353 - ‘Oh Happy Day’ van de Edwin Hawkins Singers
Na de liquidatie van platenmaatschappij Iramac in het voorjaar van 1969 werkte ik [HK] enkele maanden in Amersfoort voor Frits Versteeg, uitgever van een aantal vakbladen in de platenbranche. In juni startte ik in Den Haag als promotieman van Polydor Nederland NV.
Als tijdelijk redacteur van Fonografiek, bestemd voor de platenwinkeliers in ons land, vulde ik menige kolom met nieuws over belangrijke ontwikkelingen. Al snel rapporteerde ik over een bijzondere single, die als een raket omhoog schoot aan de overkant van de Atlantische Oceaan: ‘Oh Happy Day’ van de Edwin Hawkins Singers. Na slechts één keer beluisteren was ik ervan overtuigd dat die plaat het ook bij ons goed zou gaan doen.
Dat bleek zo te zijn. Op 24 mei 1969 verschenen de Edwin Hawkins Singers voor de eerste keer in de top 40 van Radio Veronica. Twee weken later, op 7 juni, bevond ‘Oh Happy Day’ zich al op de eerste plaats. Een sensatie dus.
Eerdere religieuze hits
‘Oh Happy Day’ was iets bijzonders. Het gebeurde niet elke dag dat een ‘geestelijk’ lied in de hitlijsten opdook. Toch waren er wel enkele internationale voorbeelden. Zo bereikte het Engelse jongetje Laurie London in 1958 de top van de Amerikaanse hitlijsten met ‘He’s got the whole world in his hands’. In dat zelfde jaar had Pat Boone succes met ‘A wonderful time up there’. En wat te denken van ‘Dominique’, het lied van de Belgische zuster Soeur Sourire (Jeanne Deckers, 1933-1985) die daarmee in 1963 de internationale top bereikte.
Gospelmuziek speelde een belangrijke rol in de ontwikkeling van de zwarte muziek, rhythm & blues en soul. Heel wat artiesten in dat genre hadden zich oorspronkelijk in de kerk gemanifesteerd. Daar konden ze hun stijl ontwikkelen en later in de popmuziek toepassen. In dat verband worden al snel de namen van Sam Cooke en Aretha Franklin genoemd.
Sommige oude gospelsongs werden bovendien bewerkt en van een seculaire tekst voorzien. Zo ontstonden de inmiddels klassieke hits ‘What’d I say’ van Ray Charles, ‘Amen’ van de Impressions en ‘Stand by me’ van Ben E. King.

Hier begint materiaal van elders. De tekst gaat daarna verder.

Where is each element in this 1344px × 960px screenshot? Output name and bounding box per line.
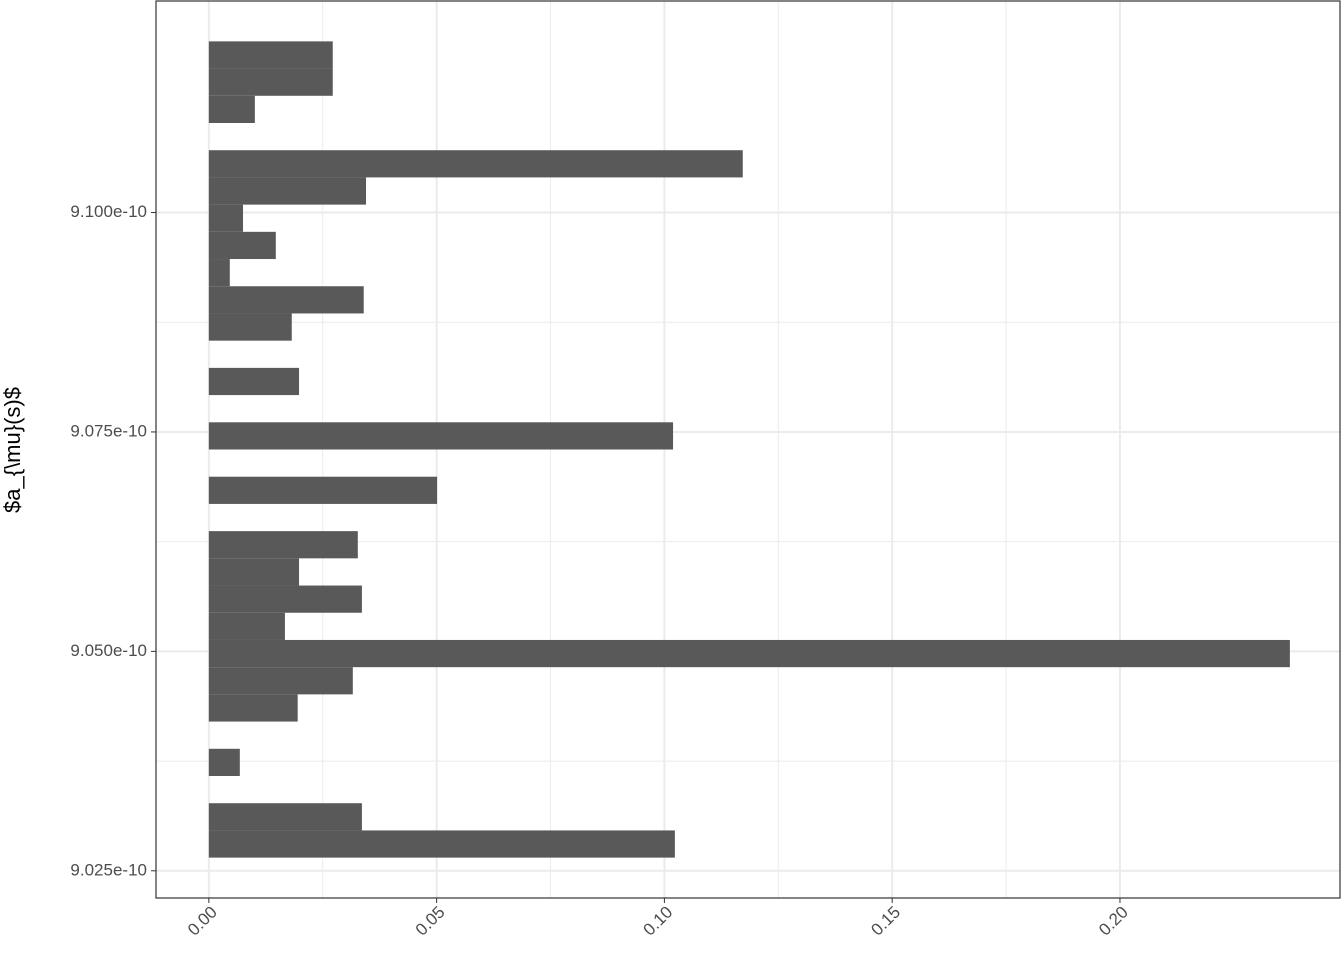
bar xyxy=(208,204,244,232)
x-tick-label: 0.15 xyxy=(867,903,904,940)
bar xyxy=(208,95,255,123)
bar xyxy=(208,639,1290,668)
bar xyxy=(208,422,674,450)
bar xyxy=(208,476,438,504)
plot-border xyxy=(155,0,1341,899)
bar xyxy=(208,177,367,205)
bar xyxy=(208,558,300,586)
x-tick-label: 0.00 xyxy=(184,903,221,940)
bar xyxy=(208,531,358,559)
y-tick-label: 9.025e-10 xyxy=(70,860,147,879)
bar xyxy=(208,367,300,396)
bar xyxy=(208,68,333,96)
x-tick-label: 0.20 xyxy=(1095,903,1132,940)
y-tick-label: 9.050e-10 xyxy=(70,641,147,660)
bar xyxy=(208,259,230,287)
bar xyxy=(208,694,298,722)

De belangstelling van zwarte zangers en zangeressen voor popmuziek was volgens Edwin Hawkins (1943-2018) nogal logisch. “The main reason for their leaving the church to sing soul is simply money. A soul singer can earn such fabulous amounts today that the temptation is there. In fact, I have often been tempted by other people myself, but I couldn’t do it because I would feel insincere. The trouble is though, that few black artists could handle the situation once they had a lot of money and they allowed themselves to get caught up in a world they didn’t understand – you know, drugs, drink and women. With such temptations of the flesh it became difficult to go back to the stark simplicity of the church”.
Hawkins had die stap zelf dus nooit willen zetten.
Het begin van ‘Oh Happy Day’
De boven genoemde uitspraak van Hawkins is terug te vinden in een interview met John Abbey.
De popjournalist begon het artikel met: “Every now and then, a true phenomenon occurs in the world of popular music. The 60’s was a period when at least one unusual occurrence turned up every year. Usually, the artist immediately faded into obscurity aware that his, her or their hit was merely a fluke. However, the last decade threw up one exception to that rule, the Edwin Hawkins Singers, who exploded on to the unsuspecting record-buying public the world over with the best selling gospel record of all time, ‘Oh Happy Day’, a traditional hymn that is so old that it was out of copyright, thus allowing Edwin to claim credit for writing it!”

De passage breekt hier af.